Population determinism, like environmental determinism, does not explain why areas of India and China, among others, experienced waves of famine during the late Victorian period. Eurocentric, Social Darwinist ideas about an underdeveloped and backward non-Western world are likewise false. Rather, formal and informal New Imperialism, scaffolded by liberal capitalism, played a major role in the creation of the modern “third world” by destroying earlier methods of preparing for and coping with climate crises and food shortages as well as encouraging the cultivation of marginal lands in China, India, and Brazil. Davis asserts that the Western-dominated global marketplace’s desire for cash crops fueled this underdevelopment and encouraged environmental colonialism. Indeed, the agricultural landscapes of northern China, India, and Brazil’s sertão were transformed as locals struggled to maximize harvests and survive on inferior land. Davis shows, for example, that the Nordeste was left underdeveloped well into the 20th century due to Liberal Capitalism and the Policy of Underdevelopment.

Once effective bureaucratic infrastructure and once agriculturally productive regions of the non-West suffered gross and conscious neglect because of imperialism’s alliance with Social Darwinism, racism, and free market economics. These forms of dominantion left a wide swath world underdeveloped, with long-term consequences including social and political unrest and mass poverty. The “third world,” in Davis’s view, exists because of the rise of the global, Western-dominated economy that imperialism supported. Geographer Judith Carney, in her review of Davis’s book, argues that liberal capitalism is not the exclusive cause of famine. She notes that a number of devastating famines with higher mortality rates occurred under 20th-century socialist governments, a fact that Davis does not entirely ignore but which is secondary to his focus. Carney suggests that a comparative analysis of 19th and 20th-century famines is necessary to fully understand what factors give rise to these disasters (Carney, Judith A. “Review of Late Victorian Holocausts.” Annals of the Association of American Geographers, vol. 92, no. 1, pp. 174-75).

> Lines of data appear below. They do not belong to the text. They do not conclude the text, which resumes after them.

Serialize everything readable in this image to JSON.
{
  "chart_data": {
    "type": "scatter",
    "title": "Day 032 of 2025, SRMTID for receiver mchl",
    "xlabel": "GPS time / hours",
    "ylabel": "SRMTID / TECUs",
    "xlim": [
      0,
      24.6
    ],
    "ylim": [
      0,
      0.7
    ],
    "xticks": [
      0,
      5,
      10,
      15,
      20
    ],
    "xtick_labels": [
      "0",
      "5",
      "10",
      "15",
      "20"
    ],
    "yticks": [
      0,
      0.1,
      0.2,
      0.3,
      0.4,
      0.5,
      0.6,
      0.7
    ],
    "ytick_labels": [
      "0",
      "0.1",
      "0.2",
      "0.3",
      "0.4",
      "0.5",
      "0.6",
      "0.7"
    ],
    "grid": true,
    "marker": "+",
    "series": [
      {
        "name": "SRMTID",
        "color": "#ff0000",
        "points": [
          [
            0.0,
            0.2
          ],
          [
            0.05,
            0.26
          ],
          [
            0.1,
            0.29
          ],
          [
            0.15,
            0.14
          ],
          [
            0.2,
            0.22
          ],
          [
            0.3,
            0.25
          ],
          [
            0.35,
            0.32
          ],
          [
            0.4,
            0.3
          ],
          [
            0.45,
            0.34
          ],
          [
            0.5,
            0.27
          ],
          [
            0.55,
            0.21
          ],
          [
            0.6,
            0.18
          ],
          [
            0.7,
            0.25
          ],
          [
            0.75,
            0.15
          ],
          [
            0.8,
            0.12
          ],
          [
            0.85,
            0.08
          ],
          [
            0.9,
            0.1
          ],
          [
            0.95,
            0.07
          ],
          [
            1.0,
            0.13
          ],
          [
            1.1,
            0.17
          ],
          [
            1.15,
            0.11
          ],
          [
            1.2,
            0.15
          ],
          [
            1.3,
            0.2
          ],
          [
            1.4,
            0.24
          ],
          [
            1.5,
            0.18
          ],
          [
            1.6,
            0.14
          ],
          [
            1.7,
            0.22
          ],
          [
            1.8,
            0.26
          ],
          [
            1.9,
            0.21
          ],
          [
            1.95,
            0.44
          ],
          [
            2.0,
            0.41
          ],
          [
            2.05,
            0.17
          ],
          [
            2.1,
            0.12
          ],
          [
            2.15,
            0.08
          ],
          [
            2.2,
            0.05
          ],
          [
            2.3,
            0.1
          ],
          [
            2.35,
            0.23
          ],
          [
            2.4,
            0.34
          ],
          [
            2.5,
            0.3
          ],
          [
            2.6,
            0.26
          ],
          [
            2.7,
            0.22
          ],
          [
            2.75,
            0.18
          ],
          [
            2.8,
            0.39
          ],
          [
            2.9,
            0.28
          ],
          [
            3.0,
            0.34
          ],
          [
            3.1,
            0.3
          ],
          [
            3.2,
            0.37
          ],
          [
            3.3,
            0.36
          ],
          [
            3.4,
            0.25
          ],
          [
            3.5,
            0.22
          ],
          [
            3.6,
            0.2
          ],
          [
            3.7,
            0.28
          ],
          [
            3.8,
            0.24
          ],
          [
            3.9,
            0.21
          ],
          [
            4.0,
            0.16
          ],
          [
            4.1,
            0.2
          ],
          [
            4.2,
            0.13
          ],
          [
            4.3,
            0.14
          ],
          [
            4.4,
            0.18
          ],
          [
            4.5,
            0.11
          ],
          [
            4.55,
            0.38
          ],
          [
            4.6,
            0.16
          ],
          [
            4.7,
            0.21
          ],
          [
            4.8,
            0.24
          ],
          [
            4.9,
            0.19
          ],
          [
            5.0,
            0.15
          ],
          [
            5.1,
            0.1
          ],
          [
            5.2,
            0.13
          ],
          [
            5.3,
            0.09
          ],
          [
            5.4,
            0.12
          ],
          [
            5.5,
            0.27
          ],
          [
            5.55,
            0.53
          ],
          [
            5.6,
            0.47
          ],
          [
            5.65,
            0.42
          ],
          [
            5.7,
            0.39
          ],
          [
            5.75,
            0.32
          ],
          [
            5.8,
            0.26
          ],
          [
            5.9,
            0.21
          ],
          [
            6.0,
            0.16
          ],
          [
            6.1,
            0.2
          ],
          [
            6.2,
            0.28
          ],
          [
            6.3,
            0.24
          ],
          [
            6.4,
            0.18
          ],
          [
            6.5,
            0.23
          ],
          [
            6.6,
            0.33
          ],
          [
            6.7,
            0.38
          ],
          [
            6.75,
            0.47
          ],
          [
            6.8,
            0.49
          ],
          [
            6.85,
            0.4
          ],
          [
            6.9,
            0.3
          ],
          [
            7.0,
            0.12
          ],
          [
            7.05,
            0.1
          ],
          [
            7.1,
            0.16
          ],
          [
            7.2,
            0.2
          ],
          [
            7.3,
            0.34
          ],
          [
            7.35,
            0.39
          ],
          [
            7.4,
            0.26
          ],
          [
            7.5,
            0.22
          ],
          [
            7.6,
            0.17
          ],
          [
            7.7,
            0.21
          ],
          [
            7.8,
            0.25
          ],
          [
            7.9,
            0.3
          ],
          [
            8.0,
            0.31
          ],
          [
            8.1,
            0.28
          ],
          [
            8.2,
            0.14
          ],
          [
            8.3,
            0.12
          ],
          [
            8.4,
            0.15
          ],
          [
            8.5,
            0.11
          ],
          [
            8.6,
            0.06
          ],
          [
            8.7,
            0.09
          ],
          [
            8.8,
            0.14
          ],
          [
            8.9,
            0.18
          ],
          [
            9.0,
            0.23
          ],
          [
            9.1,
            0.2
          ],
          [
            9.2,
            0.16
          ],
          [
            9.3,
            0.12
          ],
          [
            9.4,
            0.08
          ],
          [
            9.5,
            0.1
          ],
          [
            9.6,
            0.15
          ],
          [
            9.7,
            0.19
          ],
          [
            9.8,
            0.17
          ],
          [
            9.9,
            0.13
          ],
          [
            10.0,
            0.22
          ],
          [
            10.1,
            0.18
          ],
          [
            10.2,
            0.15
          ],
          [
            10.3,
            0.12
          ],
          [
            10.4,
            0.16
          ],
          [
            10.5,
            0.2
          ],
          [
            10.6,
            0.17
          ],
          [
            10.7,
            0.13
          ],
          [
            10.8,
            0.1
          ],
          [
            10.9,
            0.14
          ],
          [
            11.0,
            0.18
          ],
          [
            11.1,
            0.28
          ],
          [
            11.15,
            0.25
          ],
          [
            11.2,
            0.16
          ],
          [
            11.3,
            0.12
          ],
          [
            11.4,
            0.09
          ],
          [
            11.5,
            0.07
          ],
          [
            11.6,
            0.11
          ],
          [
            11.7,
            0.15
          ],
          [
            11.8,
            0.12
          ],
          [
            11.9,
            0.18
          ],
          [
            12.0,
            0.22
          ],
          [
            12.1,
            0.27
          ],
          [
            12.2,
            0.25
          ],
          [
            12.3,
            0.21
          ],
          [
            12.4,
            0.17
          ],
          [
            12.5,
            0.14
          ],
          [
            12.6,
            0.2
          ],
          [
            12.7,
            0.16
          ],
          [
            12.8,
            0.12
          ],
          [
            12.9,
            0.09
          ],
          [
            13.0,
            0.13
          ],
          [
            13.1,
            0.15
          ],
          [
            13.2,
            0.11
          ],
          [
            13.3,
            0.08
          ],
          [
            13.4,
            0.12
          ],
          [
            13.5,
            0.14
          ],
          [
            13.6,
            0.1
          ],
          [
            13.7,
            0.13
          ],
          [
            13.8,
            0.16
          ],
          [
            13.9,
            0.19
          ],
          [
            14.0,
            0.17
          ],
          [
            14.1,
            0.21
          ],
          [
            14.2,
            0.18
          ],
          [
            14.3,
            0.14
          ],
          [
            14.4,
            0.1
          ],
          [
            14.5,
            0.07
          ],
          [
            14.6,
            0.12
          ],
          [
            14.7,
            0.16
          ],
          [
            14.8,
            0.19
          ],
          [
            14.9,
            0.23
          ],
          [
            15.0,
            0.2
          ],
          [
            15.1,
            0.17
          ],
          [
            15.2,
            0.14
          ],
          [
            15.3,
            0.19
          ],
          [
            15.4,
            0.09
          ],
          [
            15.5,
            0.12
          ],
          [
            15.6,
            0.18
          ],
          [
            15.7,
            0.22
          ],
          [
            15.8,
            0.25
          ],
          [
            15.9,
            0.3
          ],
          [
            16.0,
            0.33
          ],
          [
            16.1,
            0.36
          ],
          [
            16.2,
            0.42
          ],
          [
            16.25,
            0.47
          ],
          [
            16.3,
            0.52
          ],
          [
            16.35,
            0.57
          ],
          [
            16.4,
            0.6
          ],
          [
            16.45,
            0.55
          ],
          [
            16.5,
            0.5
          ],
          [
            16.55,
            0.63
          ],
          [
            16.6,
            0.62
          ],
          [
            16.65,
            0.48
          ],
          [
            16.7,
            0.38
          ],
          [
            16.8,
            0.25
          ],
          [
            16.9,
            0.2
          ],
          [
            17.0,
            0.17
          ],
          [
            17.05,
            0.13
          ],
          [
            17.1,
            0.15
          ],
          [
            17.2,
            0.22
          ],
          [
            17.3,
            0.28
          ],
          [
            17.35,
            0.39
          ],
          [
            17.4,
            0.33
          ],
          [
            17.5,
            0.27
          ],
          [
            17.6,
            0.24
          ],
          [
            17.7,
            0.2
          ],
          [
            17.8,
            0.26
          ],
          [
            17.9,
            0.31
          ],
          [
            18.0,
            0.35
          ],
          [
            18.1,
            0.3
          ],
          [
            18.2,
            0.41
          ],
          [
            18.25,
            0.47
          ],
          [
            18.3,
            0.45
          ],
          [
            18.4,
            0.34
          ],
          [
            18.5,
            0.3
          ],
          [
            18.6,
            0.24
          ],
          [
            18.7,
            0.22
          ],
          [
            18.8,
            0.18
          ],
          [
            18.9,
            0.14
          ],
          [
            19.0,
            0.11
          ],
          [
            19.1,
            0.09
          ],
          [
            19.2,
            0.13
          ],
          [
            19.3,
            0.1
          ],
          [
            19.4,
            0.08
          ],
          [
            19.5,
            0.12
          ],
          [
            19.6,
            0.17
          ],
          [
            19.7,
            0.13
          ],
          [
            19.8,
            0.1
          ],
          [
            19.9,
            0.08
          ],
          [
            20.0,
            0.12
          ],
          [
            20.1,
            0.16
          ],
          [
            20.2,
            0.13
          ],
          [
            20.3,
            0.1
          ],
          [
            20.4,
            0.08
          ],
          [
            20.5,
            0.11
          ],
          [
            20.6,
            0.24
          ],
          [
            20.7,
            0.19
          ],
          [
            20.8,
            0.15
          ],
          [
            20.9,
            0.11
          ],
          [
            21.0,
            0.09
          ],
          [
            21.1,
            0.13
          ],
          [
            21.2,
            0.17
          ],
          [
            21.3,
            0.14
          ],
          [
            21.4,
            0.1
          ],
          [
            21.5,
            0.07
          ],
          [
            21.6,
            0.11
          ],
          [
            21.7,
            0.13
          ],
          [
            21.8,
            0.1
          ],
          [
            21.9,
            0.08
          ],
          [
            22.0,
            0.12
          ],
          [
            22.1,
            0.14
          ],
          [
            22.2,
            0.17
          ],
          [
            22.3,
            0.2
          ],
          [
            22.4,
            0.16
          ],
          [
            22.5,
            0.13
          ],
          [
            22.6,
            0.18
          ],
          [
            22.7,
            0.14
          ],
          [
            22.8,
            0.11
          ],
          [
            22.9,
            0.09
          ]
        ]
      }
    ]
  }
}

Davis argues that liberal capitalism birthed the “third world” by, for example, destroying communal relief efforts in India that existed for generations prior to colonialism. This destruction benefitted the British, who profited from exported grain and a malleable labor force. Likewise, China’s Qing Dynasty had an effective bureaucratic system for coping with climate disasters and food shortages during the 18th century, and Davis shows that this system was dismantled in the face of European encroachment on Qing power. Brazil’s First Republic, Davis argues, deliberately neglected the sertão and its inhabitants because it was an ethnically diverse region populated by many descendants of former enslaved people. Furthermore, elite ranchers supported this neglect because it trapped impoverished people in the region, thus giving the ranchers a consistent and exploitable labor force. Meanwhile British loans bolstered Brazil’s faltering economy but offered no support for the sertão. Davis also shows that population pressures resulted from policy choices, not uncontrolled growth that simply made famine victims vulnerable to ENSO climate fluctuations and crises. Impoverished people flooded into marginal lands in northern China and Brazil, for example, because authorities formally and informally encouraged their movement. Moreover, in Brazil, the state consciously prevented drought victims in the backland from migrating to the more prosperous south due to Eurocentric, racist ideas about the ethnically diverse population of the sertão. Economic and political interests are therefore responsible for the developing (or “third”) world’s existence today.